神浜市外の魔法少女と一緒に戦うのは初めてですね。彼女たちは調整屋によるパワーアップを受けてない素の能力値なので注意しましょう。と言っても一部の魔法少女は恐ろしく強いのでそれ以外のメンバーの時だけです。鈴音? なんでしょうねあの強さは。
『美樹 さやか』は近接系の魔法少女です。奇しくもくれはちゃんと戦い方が似てますね。まあくれはちゃんの遠距離攻撃はぶん投げる力技しかないんですけどね!
そんな彼女は回避主体で戦いつつも、回復力が高いので総合的な生存能力が高いです。一緒に戦う時はカバーに入るようにすれば更に生き残ります。
「とおおおっ!」
やっぱり近接系だから、同じ近接系のほうが若干合わせやすいと思います。(魔女はかかって)来いすか?
ここまでアザレア、団地、鈴音、帆奈ちゃんのイベントを潜り抜けてきたくれはちゃんの火力は半端ではありません。魔女を捌くんだったらお任せください! 見てください、こんな魔女もカトラスがあれば、簡単にグリーフシードにできちゃうんです!
「いやー強い! 特にあの、止めるやつ? すっごい助かった!」
結構でも疲れますねこれ(小声)。想定以上に穢れが溜まりました。さっさとみゃーこ先輩のとこに帰りましょ。
ではこっそりソウルジェムを回収します。事情を知らない魔法少女に見られると説明やらなんやらでかなりロスするうえに最悪の場合は魔法少女の真実まで知られることになりますね。それでも『上書き』は有能なのでそれだけの価値はありますあります(食い気味)。
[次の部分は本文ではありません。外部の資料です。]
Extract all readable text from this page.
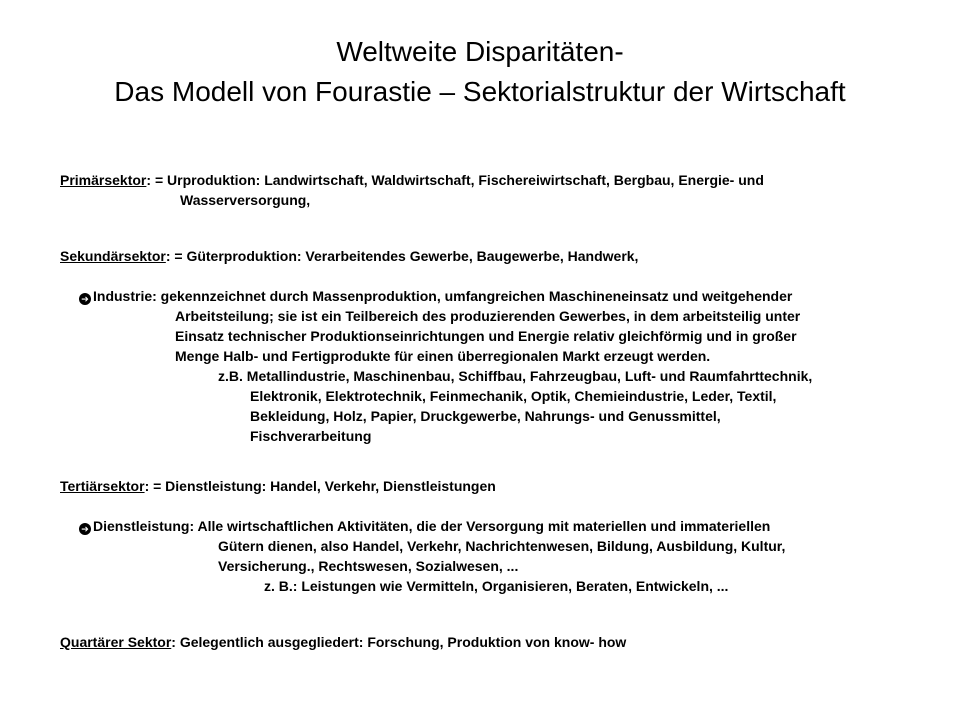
Weltweite Disparitäten-
Das Modell von Fourastie – Sektorialstruktur der Wirtschaft
Primärsektor: = Urproduktion: Landwirtschaft, Waldwirtschaft, Fischereiwirtschaft, Bergbau, Energie- und
Wasserversorgung,
Sekundärsektor: = Güterproduktion: Verarbeitendes Gewerbe, Baugewerbe, Handwerk,
➔ Industrie: gekennzeichnet durch Massenproduktion, umfangreichen Maschineneinsatz und weitgehender
Arbeitsteilung; sie ist ein Teilbereich des produzierenden Gewerbes, in dem arbeitsteilig unter
Einsatz technischer Produktionseinrichtungen und Energie relativ gleichförmig und in großer
Menge Halb- und Fertigprodukte für einen überregionalen Markt erzeugt werden.
z.B. Metallindustrie, Maschinenbau, Schiffbau, Fahrzeugbau, Luft- und Raumfahrttechnik,
Elektronik, Elektrotechnik, Feinmechanik, Optik, Chemieindustrie, Leder, Textil,
Bekleidung, Holz, Papier, Druckgewerbe, Nahrungs- und Genussmittel,
Fischverarbeitung
Tertiärsektor: = Dienstleistung: Handel, Verkehr, Dienstleistungen
➔ Dienstleistung: Alle wirtschaftlichen Aktivitäten, die der Versorgung mit materiellen und immateriellen
Gütern dienen, also Handel, Verkehr, Nachrichtenwesen, Bildung, Ausbildung, Kultur,
Versicherung., Rechtswesen, Sozialwesen, ...
z. B.: Leistungen wie Vermitteln, Organisieren, Beraten, Entwickeln, ...
Quartärer Sektor: Gelegentlich ausgegliedert: Forschung, Produktion von know- how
ここで買い物に付いて行ってさりげなく友達の情報を聞き出します。欲しいのはほむらちゃんに関する情報です。
まず間違いないレベルで眼鏡をかけたメガほむですが、極稀にあのクーほむ状態で登場することがあります。覚悟を決めてるのでステータスやらの性能が段違いですが、つまりまどかが契約してない可能性大なのでその先のチャートが総崩れです。出てきたら諦めてこちらも時間遡行(再走)しましょう。
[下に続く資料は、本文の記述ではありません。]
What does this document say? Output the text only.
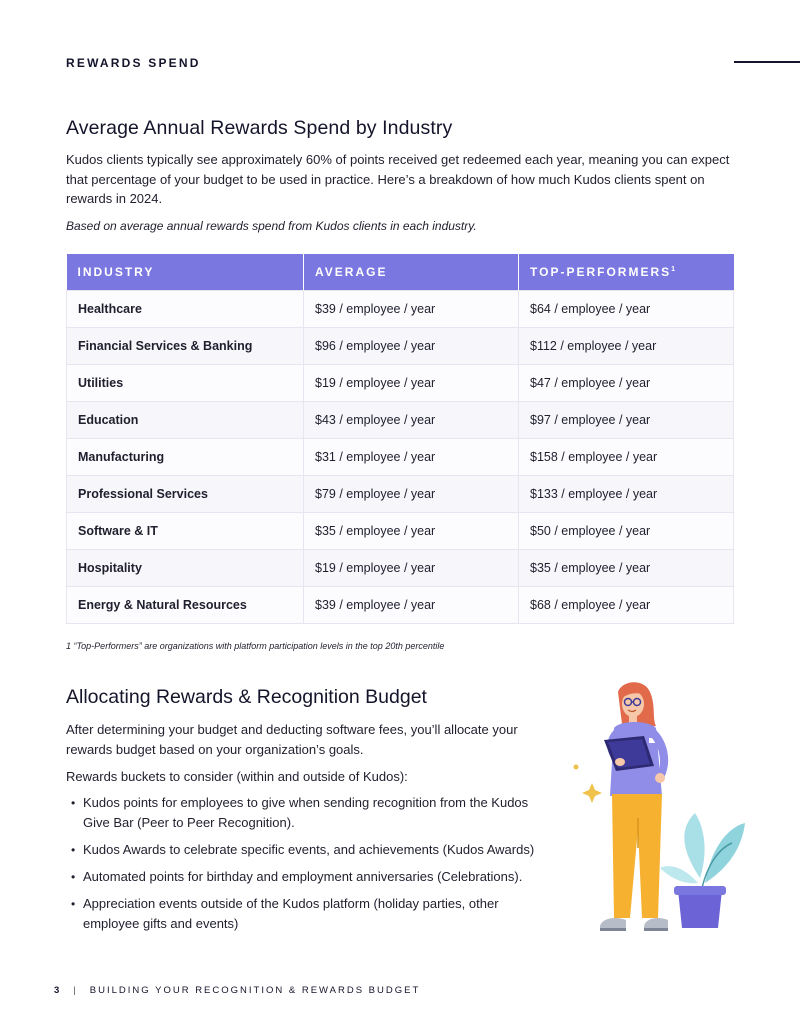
REWARDS SPEND
Average Annual Rewards Spend by Industry

Kudos clients typically see approximately 60% of points received get redeemed each year, meaning you can expect that percentage of your budget to be used in practice. Here’s a breakdown of how much Kudos clients spent on rewards in 2024.

Based on average annual rewards spend from Kudos clients in each industry.

INDUSTRY	AVERAGE	TOP-PERFORMERS$^1$
Healthcare	$39 / employee / year	$64 / employee / year
Financial Services & Banking	$96 / employee / year	$112 / employee / year
Utilities	$19 / employee / year	$47 / employee / year
Education	$43 / employee / year	$97 / employee / year
Manufacturing	$31 / employee / year	$158 / employee / year
Professional Services	$79 / employee / year	$133 / employee / year
Software & IT	$35 / employee / year	$50 / employee / year
Hospitality	$19 / employee / year	$35 / employee / year
Energy & Natural Resources	$39 / employee / year	$68 / employee / year

1 “Top-Performers” are organizations with platform participation levels in the top 20th percentile

Allocating Rewards & Recognition Budget

After determining your budget and deducting software fees, you’ll allocate your rewards budget based on your organization’s goals.

Rewards buckets to consider (within and outside of Kudos):

• Kudos points for employees to give when sending recognition from the Kudos Give Bar (Peer to Peer Recognition).
• Kudos Awards to celebrate specific events, and achievements (Kudos Awards)
• Automated points for birthday and employment anniversaries (Celebrations).
• Appreciation events outside of the Kudos platform (holiday parties, other employee gifts and events)
3 | BUILDING YOUR RECOGNITION & REWARDS BUDGET
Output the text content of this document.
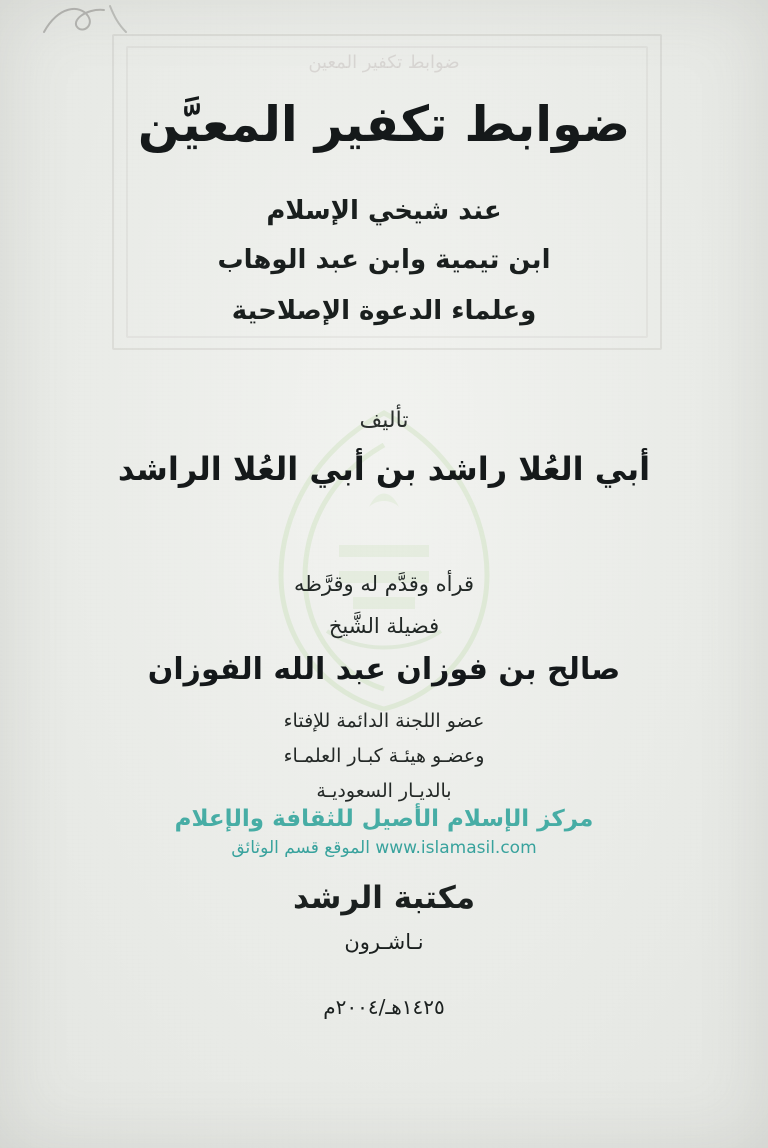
ضوابط تكفير المعين
ضوابط تكفير المعيَّن
عند شيخي الإسلام
ابن تيمية وابن عبد الوهاب
وعلماء الدعوة الإصلاحية
تأليف
أبي العُلا راشد بن أبي العُلا الراشد
قرأه وقدَّم له وقرَّظه
فضيلة الشَّيخ
صالح بن فوزان عبد الله الفوزان
عضو اللجنة الدائمة للإفتاء
وعضـو هيئـة كبـار العلمـاء
بالديـار السعوديـة
مركز الإسلام الأصيل للثقافة والإعلام
الموقع قسم الوثائق www.islamasil.com
مكتبة الرشد
نـاشـرون
١٤٢٥هـ/٢٠٠٤م
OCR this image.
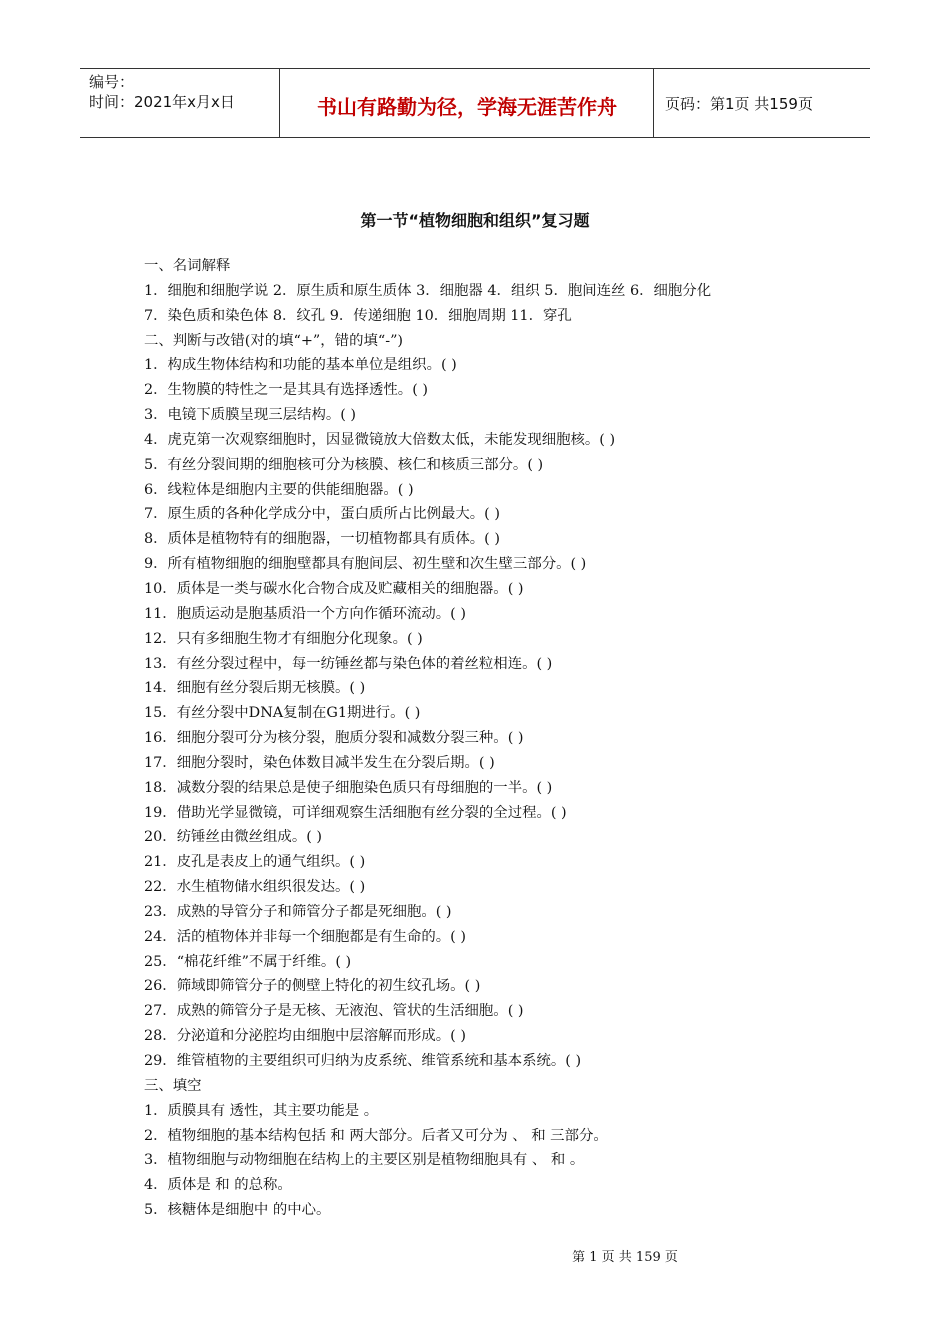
编号：
时间：2021年x月x日	书山有路勤为径，学海无涯苦作舟	页码：第1页 共159页
第一节“植物细胞和组织”复习题
一、名词解释
1．细胞和细胞学说 2．原生质和原生质体 3．细胞器 4．组织 5．胞间连丝 6．细胞分化
7．染色质和染色体 8．纹孔 9．传递细胞 10．细胞周期 11．穿孔
二、判断与改错(对的填“+”，错的填“-”)
1．构成生物体结构和功能的基本单位是组织。( )
2．生物膜的特性之一是其具有选择透性。( )
3．电镜下质膜呈现三层结构。( )
4．虎克第一次观察细胞时，因显微镜放大倍数太低，未能发现细胞核。( )
5．有丝分裂间期的细胞核可分为核膜、核仁和核质三部分。( )
6．线粒体是细胞内主要的供能细胞器。( )
7．原生质的各种化学成分中，蛋白质所占比例最大。( )
8．质体是植物特有的细胞器，一切植物都具有质体。( )
9．所有植物细胞的细胞壁都具有胞间层、初生壁和次生壁三部分。( )
10．质体是一类与碳水化合物合成及贮藏相关的细胞器。( )
11．胞质运动是胞基质沿一个方向作循环流动。( )
12．只有多细胞生物才有细胞分化现象。( )
13．有丝分裂过程中，每一纺锤丝都与染色体的着丝粒相连。( )
14．细胞有丝分裂后期无核膜。( )
15．有丝分裂中DNA复制在G1期进行。( )
16．细胞分裂可分为核分裂，胞质分裂和减数分裂三种。( )
17．细胞分裂时，染色体数目减半发生在分裂后期。( )
18．减数分裂的结果总是使子细胞染色质只有母细胞的一半。( )
19．借助光学显微镜，可详细观察生活细胞有丝分裂的全过程。( )
20．纺锤丝由微丝组成。( )
21．皮孔是表皮上的通气组织。( )
22．水生植物储水组织很发达。( )
23．成熟的导管分子和筛管分子都是死细胞。( )
24．活的植物体并非每一个细胞都是有生命的。( )
25．“棉花纤维”不属于纤维。( )
26．筛域即筛管分子的侧壁上特化的初生纹孔场。( )
27．成熟的筛管分子是无核、无液泡、管状的生活细胞。( )
28．分泌道和分泌腔均由细胞中层溶解而形成。( )
29．维管植物的主要组织可归纳为皮系统、维管系统和基本系统。( )
三、填空
1．质膜具有 透性，其主要功能是 。
2．植物细胞的基本结构包括 和 两大部分。后者又可分为 、 和 三部分。
3．植物细胞与动物细胞在结构上的主要区别是植物细胞具有 、 和 。
4．质体是 和 的总称。
5．核糖体是细胞中 的中心。
第 1 页 共 159 页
「あたしにも魔法少女の友達はいるけど、さすがにそんなにはいないなー」
はいここ! 今です! 今さりげなく聞き出します。
おうおうさやかちゃん! その中に眼鏡かけた子いないかい? いや組長みたいなのじゃなくて……そう! その『
眼鏡かけてるー! アーッハッハッハッハッハ! かけてるよー! ハッハッハッハ! かけてるぅー! 良かったーハッハッかけてる! ハッハッ! あーかけてるよ!
じゃあもう用はないんで帰りましょう。
……見事に連行されて帰れませんね! ちくしょう! いいじゃないですか帰らせてくれたって! なんで毎回喫茶店に連れ込まれるんですか! だったらウォールナッツにしましょうよ!
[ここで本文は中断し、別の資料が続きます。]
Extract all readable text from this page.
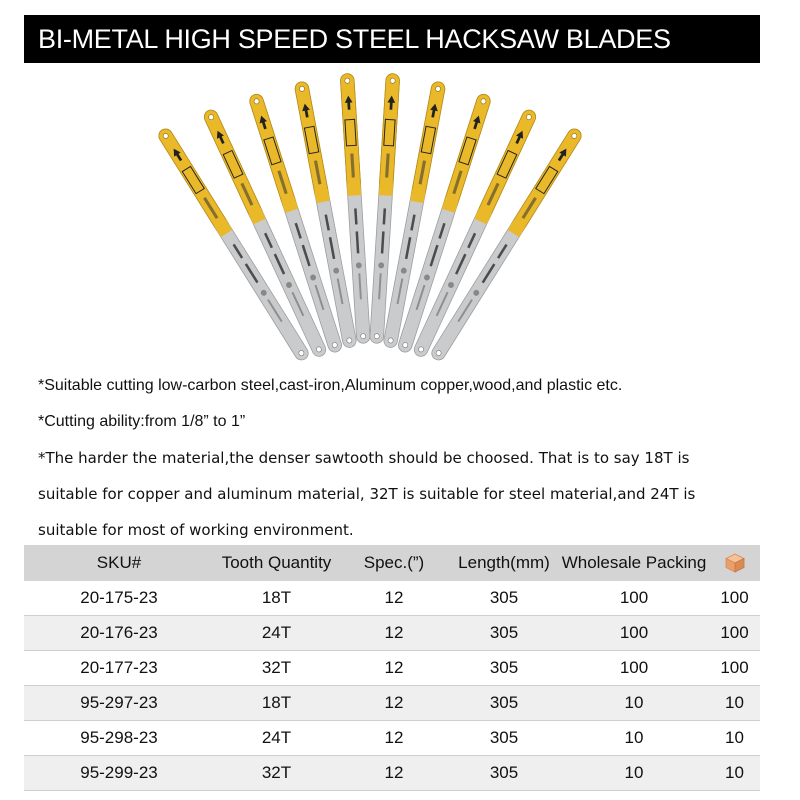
BI-METAL HIGH SPEED STEEL HACKSAW BLADES
*Suitable cutting low-carbon steel,cast-iron,Aluminum copper,wood,and plastic etc.
*Cutting ability:from 1/8” to 1”
*The harder the material,the denser sawtooth should be choosed. That is to say 18T is
suitable for copper and aluminum material, 32T is suitable for steel material,and 24T is
suitable for most of working environment.
SKU#	Tooth Quantity	Spec.(”)	Length(mm)	Wholesale Packing	
20-175-23	18T	12	305	100	100
20-176-23	24T	12	305	100	100
20-177-23	32T	12	305	100	100
95-297-23	18T	12	305	10	10
95-298-23	24T	12	305	10	10
95-299-23	32T	12	305	10	10
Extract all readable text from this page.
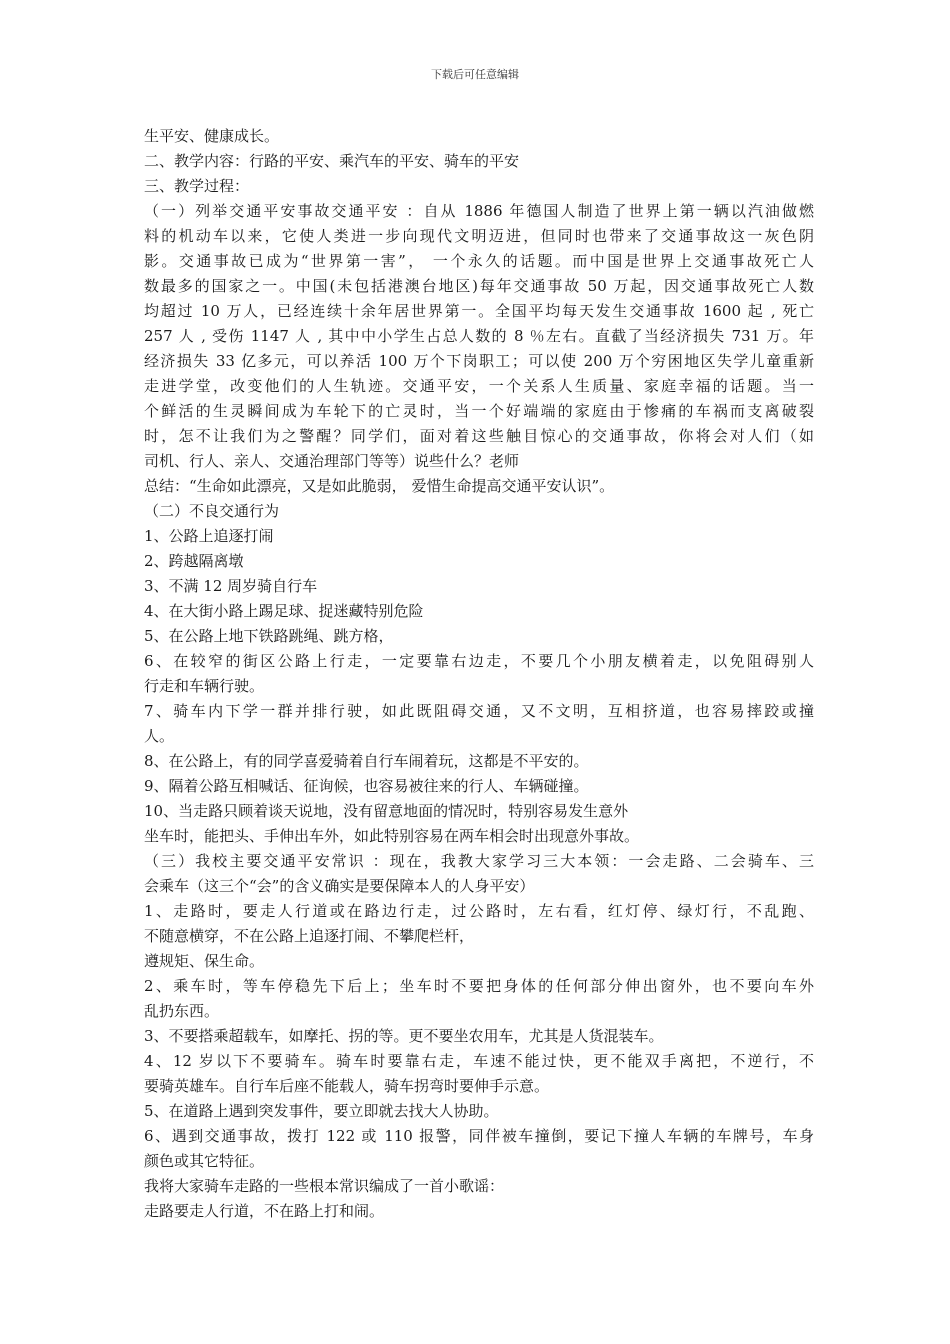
下载后可任意编辑
生平安、健康成长。
二、教学内容：行路的平安、乘汽车的平安、骑车的平安
三、教学过程：
（一）列举交通平安事故交通平安 ：自从 1886 年德国人制造了世界上第一辆以汽油做燃
料的机动车以来，它使人类进一步向现代文明迈进，但同时也带来了交通事故这一灰色阴
影。交通事故已成为“世界第一害”， 一个永久的话题。而中国是世界上交通事故死亡人
数最多的国家之一。中国(未包括港澳台地区)每年交通事故 50 万起，因交通事故死亡人数
均超过 10 万人，已经连续十余年居世界第一。全国平均每天发生交通事故 1600 起 , 死亡
257 人 , 受伤 1147 人 , 其中中小学生占总人数的 8 ％左右。直截了当经济损失 731 万。年
经济损失 33 亿多元，可以养活 100 万个下岗职工；可以使 200 万个穷困地区失学儿童重新
走进学堂，改变他们的人生轨迹。交通平安，一个关系人生质量、家庭幸福的话题。当一
个鲜活的生灵瞬间成为车轮下的亡灵时，当一个好端端的家庭由于惨痛的车祸而支离破裂
时，怎不让我们为之警醒？同学们，面对着这些触目惊心的交通事故，你将会对人们（如
司机、行人、亲人、交通治理部门等等）说些什么？老师
总结：“生命如此漂亮，又是如此脆弱， 爱惜生命提高交通平安认识”。
（二）不良交通行为
1、公路上追逐打闹
2、跨越隔离墩
3、不满 12 周岁骑自行车
4、在大街小路上踢足球、捉迷藏特别危险
5、在公路上地下铁路跳绳、跳方格，
6、在较窄的街区公路上行走，一定要靠右边走，不要几个小朋友横着走，以免阻碍别人
行走和车辆行驶。
7、骑车内下学一群并排行驶，如此既阻碍交通，又不文明，互相挤道，也容易摔跤或撞
人。
8、在公路上，有的同学喜爱骑着自行车闹着玩，这都是不平安的。
9、隔着公路互相喊话、征询候，也容易被往来的行人、车辆碰撞。
10、当走路只顾着谈天说地，没有留意地面的情况时，特别容易发生意外
坐车时，能把头、手伸出车外，如此特别容易在两车相会时出现意外事故。
（三）我校主要交通平安常识 ：现在，我教大家学习三大本领：一会走路、二会骑车、三
会乘车（这三个“会”的含义确实是要保障本人的人身平安）
1、走路时，要走人行道或在路边行走，过公路时，左右看，红灯停、绿灯行，不乱跑、
不随意横穿，不在公路上追逐打闹、不攀爬栏杆，
遵规矩、保生命。
2、乘车时，等车停稳先下后上；坐车时不要把身体的任何部分伸出窗外，也不要向车外
乱扔东西。
3、不要搭乘超载车，如摩托、拐的等。更不要坐农用车，尤其是人货混装车。
4、12 岁以下不要骑车。骑车时要靠右走，车速不能过快，更不能双手离把，不逆行，不
要骑英雄车。自行车后座不能载人，骑车拐弯时要伸手示意。
5、在道路上遇到突发事件，要立即就去找大人协助。
6、遇到交通事故，拨打 122 或 110 报警，同伴被车撞倒，要记下撞人车辆的车牌号，车身
颜色或其它特征。
我将大家骑车走路的一些根本常识编成了一首小歌谣：
走路要走人行道，不在路上打和闹。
こうなったら適当に話を終わらせて急いで帰れるようにしま……いや待ってください、あれはもしかして……もしかするかもしれませんよ?
「あれ、マミさん?」
「みゃこセンパイじゃん!」
げえ『
彼女は周回プレイでもしてるのかと言いたくなるとんでもステータスで戦闘において物凄く頼りになりますが、バランスのためかメンタル面の問題があります。あぁん? なんで? とにかく、運用するならその辺りのケアをしないと危険です。そんなことしている余裕がないので普通のマミさんとは特に関わりません。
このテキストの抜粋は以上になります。